From restaurant and movie reviews to websites that rate professors and real estate agents, it sometimes seems as if every aspect of our lives is facilitated by reviews and ratings. Ratings can be a useful shortcut when deciding where to go to dinner or what movie to see, but the complex nature of health care makes developing a reliable ratings scale for hospitals a fraught proposition. The AAMC strongly supports transparency of data and meaningful information for patients searching for their best options for care. Unfortunately, the AAMC and our constituents are deeply concerned that, due to the flawed methodology underpinning the recently published Centers for Medicare and Medicaid Services (CMS) “Overall Hospital Quality Star Ratings,” this new system could have very serious consequences for patients, possibly steering them away from the best hospitals for their condition.

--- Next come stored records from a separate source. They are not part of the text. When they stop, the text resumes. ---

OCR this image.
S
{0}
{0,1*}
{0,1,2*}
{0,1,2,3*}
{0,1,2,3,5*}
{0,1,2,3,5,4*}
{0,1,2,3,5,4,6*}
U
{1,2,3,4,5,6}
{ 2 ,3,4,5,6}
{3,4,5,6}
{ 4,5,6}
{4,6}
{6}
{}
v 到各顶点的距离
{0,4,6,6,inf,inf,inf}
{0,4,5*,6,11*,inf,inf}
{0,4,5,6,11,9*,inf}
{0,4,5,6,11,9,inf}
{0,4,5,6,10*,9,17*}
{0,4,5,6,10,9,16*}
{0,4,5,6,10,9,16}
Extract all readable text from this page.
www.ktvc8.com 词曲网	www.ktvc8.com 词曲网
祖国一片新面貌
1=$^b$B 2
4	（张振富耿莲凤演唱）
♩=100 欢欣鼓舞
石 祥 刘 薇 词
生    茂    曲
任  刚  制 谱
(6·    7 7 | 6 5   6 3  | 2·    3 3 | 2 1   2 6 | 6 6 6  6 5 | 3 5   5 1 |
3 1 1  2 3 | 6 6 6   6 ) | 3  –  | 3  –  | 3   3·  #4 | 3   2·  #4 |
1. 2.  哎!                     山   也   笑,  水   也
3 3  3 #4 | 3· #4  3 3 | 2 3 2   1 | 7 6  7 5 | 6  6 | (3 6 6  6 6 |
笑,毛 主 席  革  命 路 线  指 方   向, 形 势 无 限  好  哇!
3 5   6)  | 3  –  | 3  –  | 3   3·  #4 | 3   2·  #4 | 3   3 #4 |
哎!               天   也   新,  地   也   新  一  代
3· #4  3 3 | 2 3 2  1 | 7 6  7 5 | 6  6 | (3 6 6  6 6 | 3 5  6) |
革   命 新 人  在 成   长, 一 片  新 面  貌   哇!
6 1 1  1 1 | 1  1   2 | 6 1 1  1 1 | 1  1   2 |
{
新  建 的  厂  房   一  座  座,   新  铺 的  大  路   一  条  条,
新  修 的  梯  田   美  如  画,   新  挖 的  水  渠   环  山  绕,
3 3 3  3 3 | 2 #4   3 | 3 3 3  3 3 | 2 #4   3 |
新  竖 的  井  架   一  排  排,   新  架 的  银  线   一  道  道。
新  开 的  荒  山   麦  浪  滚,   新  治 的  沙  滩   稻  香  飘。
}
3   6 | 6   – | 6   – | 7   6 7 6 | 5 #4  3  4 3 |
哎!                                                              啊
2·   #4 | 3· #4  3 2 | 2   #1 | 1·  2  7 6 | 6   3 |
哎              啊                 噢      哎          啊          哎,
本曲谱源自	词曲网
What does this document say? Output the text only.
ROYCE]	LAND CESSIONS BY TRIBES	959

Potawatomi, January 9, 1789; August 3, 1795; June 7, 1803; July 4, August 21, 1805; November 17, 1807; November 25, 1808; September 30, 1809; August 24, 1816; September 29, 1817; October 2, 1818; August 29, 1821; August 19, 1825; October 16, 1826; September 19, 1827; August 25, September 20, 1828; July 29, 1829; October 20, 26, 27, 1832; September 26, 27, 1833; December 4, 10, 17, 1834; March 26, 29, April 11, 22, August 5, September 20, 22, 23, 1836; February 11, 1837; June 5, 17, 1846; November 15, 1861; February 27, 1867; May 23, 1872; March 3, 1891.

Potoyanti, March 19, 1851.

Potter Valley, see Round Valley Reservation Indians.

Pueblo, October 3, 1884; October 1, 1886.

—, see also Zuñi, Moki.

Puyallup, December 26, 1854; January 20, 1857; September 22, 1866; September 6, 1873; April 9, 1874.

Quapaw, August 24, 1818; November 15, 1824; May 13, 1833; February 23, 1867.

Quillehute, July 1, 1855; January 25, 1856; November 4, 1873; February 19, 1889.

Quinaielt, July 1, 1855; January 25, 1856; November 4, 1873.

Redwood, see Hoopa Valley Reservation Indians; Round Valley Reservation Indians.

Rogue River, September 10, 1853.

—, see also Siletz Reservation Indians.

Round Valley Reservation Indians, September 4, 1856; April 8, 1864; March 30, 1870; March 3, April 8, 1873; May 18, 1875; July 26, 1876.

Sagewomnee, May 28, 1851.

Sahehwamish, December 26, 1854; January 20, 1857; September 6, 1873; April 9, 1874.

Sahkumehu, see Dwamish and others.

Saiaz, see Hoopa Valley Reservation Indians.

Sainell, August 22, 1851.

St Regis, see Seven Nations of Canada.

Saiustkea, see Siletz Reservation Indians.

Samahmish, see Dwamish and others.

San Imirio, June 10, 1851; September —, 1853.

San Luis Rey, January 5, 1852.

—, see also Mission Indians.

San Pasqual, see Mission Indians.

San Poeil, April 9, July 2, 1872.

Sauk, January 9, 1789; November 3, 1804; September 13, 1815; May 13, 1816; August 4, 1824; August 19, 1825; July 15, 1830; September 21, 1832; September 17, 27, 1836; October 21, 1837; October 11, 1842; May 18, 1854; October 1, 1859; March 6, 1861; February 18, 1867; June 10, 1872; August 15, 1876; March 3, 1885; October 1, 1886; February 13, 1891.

The Star Ratings paint a confusing picture of U.S. hospital care. While the nation’s leading teaching hospitals provide the most advanced health care in the world, only one major teaching hospital received five stars and nearly 90 percent rated three stars or below. How could this be? Because there is a wide array of both complex and common procedures performed at major teaching hospitals, these institutions reported more measures to CMS—often greater than 60 factors at major teaching hospitals, compared with as few as nine at other hospitals. According to a recent AAMC analysis, the lower the number of measures reported, the more likely the institution was to receive a high rating. Hospitals that offered the most data fared worse across the board, suggesting that the methodology behind the Star Ratings favors hospitals treating fewer conditions and offering less complex care.
The Star Ratings also fail to account for differences in patient populations and complexity of conditions that different types of hospitals treat. Academic medical centers provide a disproportionate amount of care to the uninsured and underinsured in our communities. These patients are among the most vulnerable in our country and are more likely to have poorer health outcomes due to systemic inequities related to factors such as race, economic status, and level of education. They also tend to live in communities where transportation to health care facilities, pharmacies, and other community health resources is limited. In this population, a hospital readmission may very well be caused by these social factors rather than any failure in medical care. By including factors such as rate of readmission in the ratings methodology, the Star Ratings give substantially lower marks to the hospitals that care for the poorest and most vulnerable in our communities. As a result of these methodological problems, many urban hospitals that provide excellent patient care and pioneer groundbreaking therapies received fewer stars than hospitals in affluent suburbs that treat fewer complex patients. According to Modern Healthcare, only seven safety-net hospitals—those that provide care for low-income, underinsured, and vulnerable populations—earned five stars, while 90 non-safety-net hospitals earned five stars.
Here are the facts: Our nation’s major teaching hospitals set the standard for care in the United States and around the world. Only 5 percent of U.S. hospitals are AAMC-member teaching hospitals, but they manage 25 percent of all Medicaid hospitalizations and provide 27 percent of all hospital charity care. The majority of comprehensive cancer centers, burn unit beds, Level 1 trauma centers, and pediatric ICU beds in the United States are located at or affiliated with teaching hospitals. The nation depends on teaching hospitals to respond in moments of crisis, address the gaps in our nation’s health care system, teach the next generation of doctors, and pioneer treatments and therapies that will lead us to a healthier future. By using a methodology that fails to account for differences in patient populations and effectively penalizes hospitals that provide the most data, the Star Ratings produce confusing results that impair patients’ abilities to make well-informed choices about care providers.
In 2014, the AAMC convened a panel of experts on quality reporting to develop and issue a set of guiding principles to ensure consistent and meaningful performance ratings. Guiding Principles for Public Reporting of Provider Performance emphasizes purpose, transparency, and validity in quality rating systems and provides direction in discerning confusing data. The recommendations include specifying the target audience of the ratings, providing transparent information about methodology, and ensuring that methodology, data collection, scoring, and benchmarks accurately reflect the characteristic being measured. The report also recommends that measures and methodologies be supported by clinical evidence, field-tested, and when appropriate, have endorsement from the National Quality Forum. These steps are necessary to ensure that results are accurate and providers are appropriately characterized.
Unfortunately, instead of taking this approach, the Star Ratings have applied a one-size-fits-all model to a nuanced field. The flawed methodology is unsuited to provide comprehensive ratings for a wide variety of hospitals and communities, and the ratings do not accurately reflect the full picture of hospital care in the United States. As health care professionals at our teaching hospitals continue to provide world-class health care and lead quality improvement efforts, the AAMC and our member institutions will urge CMS to modify the Star Ratings methodology to take into account patient populations and complex care provided by teaching hospitals. Until the ratings are revised, it is patients who will suffer the most from the lack of clarity and transparency, who may choose a hospital for its rating over a hospital that would provide the best care for their condition.